Jenna Towle wasn’t always focused on her athletics during her senior year at Lake Central.
The Times’ Softball Player of the Year spent half of her school days at Watson Elementary School as part of Lake Central’s “Education Professions” program. Through the program, she was allowed to help out in one local elementary classroom for a few hours every day, and from her perspective, volunteering alongside Kim Yelich was an invaluable opportunity.
“I remember when I was in kindergarten, I didn’t have Ms. Yelich,” said Towle, who will continue her career at Missouri-St. Louis and major in elementary education. “But I remember always hearing about how fun Ms. Yelich’s class was. Fast forward 13 years and I thought, ‘Now that I have the chance, let me go see for myself.’ I definitely don’t think there is anyone else that I would have rather been placed with.”
Yelich has been teaching kindergarten at Watson for 25 years, and she said the kids absolutely loved “Miss Jenna.” Every time Towle came to her classroom, Yelich fondly remembers that she would have to briefly stop teaching because all of the children would get out of their seats to go hug Towle.
She commended the 18-year-old for her creativity in decorating the classroom and willingness to always give each kid the attention they needed. Yelich mentioned that in kindergarten, there aren’t too many bad days and for the most part, the students just need someone to support and encourage them. That’s exactly what Towle provided.
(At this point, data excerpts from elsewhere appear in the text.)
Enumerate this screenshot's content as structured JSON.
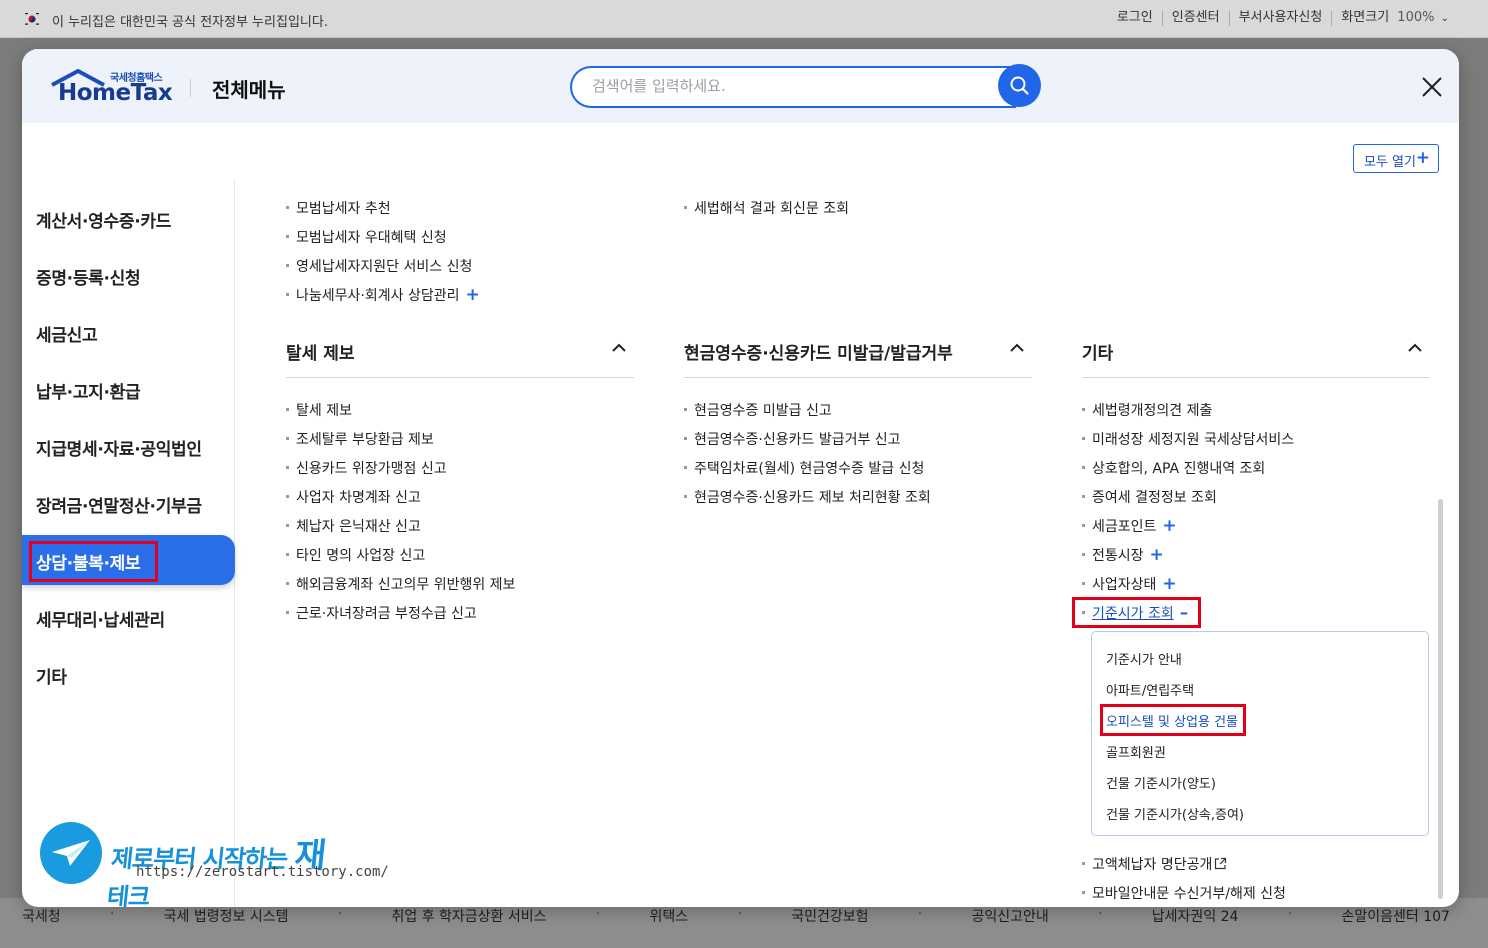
{
  "gov_banner": {
    "text": "이 누리집은 대한민국 공식 전자정부 누리집입니다.",
    "links": [
      "로그인",
      "인증센터",
      "부서사용자신청",
      "화면크기"
    ],
    "zoom": "100%"
  },
  "footer": {
    "links": [
      "국세청",
      "국세 법령정보 시스템",
      "취업 후 학자금상환 서비스",
      "위택스",
      "국민건강보험",
      "공익신고안내",
      "납세자권익 24",
      "손말이음센터 107"
    ],
    "separator": "·"
  },
  "header": {
    "logo_small": "국세청홈택스",
    "logo_main": "HomeTax",
    "title": "전체메뉴",
    "search_placeholder": "검색어를 입력하세요."
  },
  "open_all": {
    "label": "모두 열기",
    "icon": "+"
  },
  "left_nav": [
    "계산서·영수증·카드",
    "증명·등록·신청",
    "세금신고",
    "납부·고지·환급",
    "지급명세·자료·공익법인",
    "장려금·연말정산·기부금",
    "상담·불복·제보",
    "세무대리·납세관리",
    "기타"
  ],
  "top_links_col1": [
    "모범납세자 추천",
    "모범납세자 우대혜택 신청",
    "영세납세자지원단 서비스 신청",
    "나눔세무사·회계사 상담관리"
  ],
  "top_links_col2": [
    "세법해석 결과 회신문 조회"
  ],
  "sections": {
    "s1": {
      "title": "탈세 제보",
      "items": [
        "탈세 제보",
        "조세탈루 부당환급 제보",
        "신용카드 위장가맹점 신고",
        "사업자 차명계좌 신고",
        "체납자 은닉재산 신고",
        "타인 명의 사업장 신고",
        "해외금융계좌 신고의무 위반행위 제보",
        "근로·자녀장려금 부정수급 신고"
      ]
    },
    "s2": {
      "title": "현금영수증·신용카드 미발급/발급거부",
      "items": [
        "현금영수증 미발급 신고",
        "현금영수증·신용카드 발급거부 신고",
        "주택임차료(월세) 현금영수증 발급 신청",
        "현금영수증·신용카드 제보 처리현황 조회"
      ]
    },
    "s3": {
      "title": "기타",
      "items": [
        "세법령개정의견 제출",
        "미래성장 세정지원 국세상담서비스",
        "상호합의, APA 진행내역 조회",
        "증여세 결정정보 조회",
        "세금포인트",
        "전통시장",
        "사업자상태",
        "기준시가 조회"
      ],
      "sub_items": [
        "기준시가 안내",
        "아파트/연립주택",
        "오피스텔 및 상업용 건물",
        "골프회원권",
        "건물 기준시가(양도)",
        "건물 기준시가(상속,증여)"
      ],
      "after_items": [
        "고액체납자 명단공개",
        "모바일안내문 수신거부/해제 신청"
      ]
    }
  },
  "plus_sign": "+",
  "minus_sign": "–",
  "watermark": {
    "title_a": "제로부터 시작하는 ",
    "title_b": "재",
    "title_c": "테크",
    "url": "https://zerostart.tistory.com/"
  },
  "colors": {
    "accent": "#2166e8",
    "active_nav": "#2b6ee9",
    "highlight": "#e0001b"
  }
}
“She’s genuine,” Yelich said. “I think she has an old soul because for somebody to be that young, she has such good values. Teaching doesn’t always get the best wrap nowadays, and it’s so nice to see kids who are still wanting to be good teachers and do good things and be advocates for kids. I think that’s amazing, and she’s going to be a great teacher one day.”
Yelich added that the students really enjoyed Towle’s uplifting and positive spirit, and they grew to appreciate her intense competitiveness as well. They knew their teaching assistant, who was rarely caught without a smile, played softball. However, they didn’t truly understand that she was one of the best players in the Region and the state until a few of them attended her senior night game against Highland.
“They were like, ‘Miss Jenna, she’s fierce out there! She’s got her game face on,’” Yelich said with a laugh. “They yelled her name, and they pointed to where they wanted her to hit the ball, and she hit a home run right over the fence exactly where they wanted. That was just amazing. And the next time she was up, the kids pointed in a different direction, and she hit a double.”
Towle went 2-for-3 with two RBIs in Lake Central’s 10-0 victory over the Trojans, and the performance she put on in front of her kindergartners was just a glimpse of the remarkable campaign she had with the Indians.
In her last prep season, Towle went 8-1 in the circle with a 0.72 ERA, 77 strikeouts and four walks in 58 2/3 innings. She also led Lake Central with a team-high .463 batting average, hitting two home runs and driving in 26 runs. Her versatility and consistency did not go unnoticed.
After guiding the Indians to their second consecutive Duneland Athletic Conference title, she was crowned the conference’s Most Valuable Player, named an Indiana Coaches of Girls Sports Association Class 3A/4A First Team All-State selection and one of five finalists for the ICGSA Miss Softball award. Towle also represented Lake Central in the ICGSA North-South All-Star game, which ultimately marked the end of her prep career.
Following a runner-up finish at state in 2018, Towle said she would have loved to cap off her high school journey with another trip to Purdue, and for most of the regular season it looked possible. At one point, the Indians won 21 straight games but eventually fell to rival Crown Point at home in the Class 4A sectional championship.
Regardless of how the year ended, Lake Central coach Jeff Sherman believes Towle has no reason to be disappointed. The Indians graduated seven seniors from its 2018 squad, including standout pitcher Alexa Pinarski, who was The Times’ 2018 Softball Player of the Year. In her absence, Sherman said Towle embraced being the team’s No. 1 pitcher and showed that she could be excellent in all of her athletic, academic and professional endeavors.
“Some of these student athletes get wrapped up too much in school or too much in a sport, maybe lots of lessons or something to that regard,” said Sherman, who was the ICGSA District 1 Coach of the Year. “But she really is a great example of how there is a balance and that you can do it all and be successful at everything you’re doing.”
Towle said she will miss playing with her childhood friends and teaching at Watson, but she’s excited to move on to college. The Indians’ undisputed leader doesn’t regret anything about her final prep campaign or overall experience at Lake Central. Instead, she views her four years through a lens of gratitude and appreciation.
“You always think about different outcomes, but I think as you continue playing and growing, you start to realize that those small ‘what ifs’ don’t really matter as much as the whole picture,” Towle said. “This game has given so much to me, and I honestly don’t think I would go back and change a single thing.”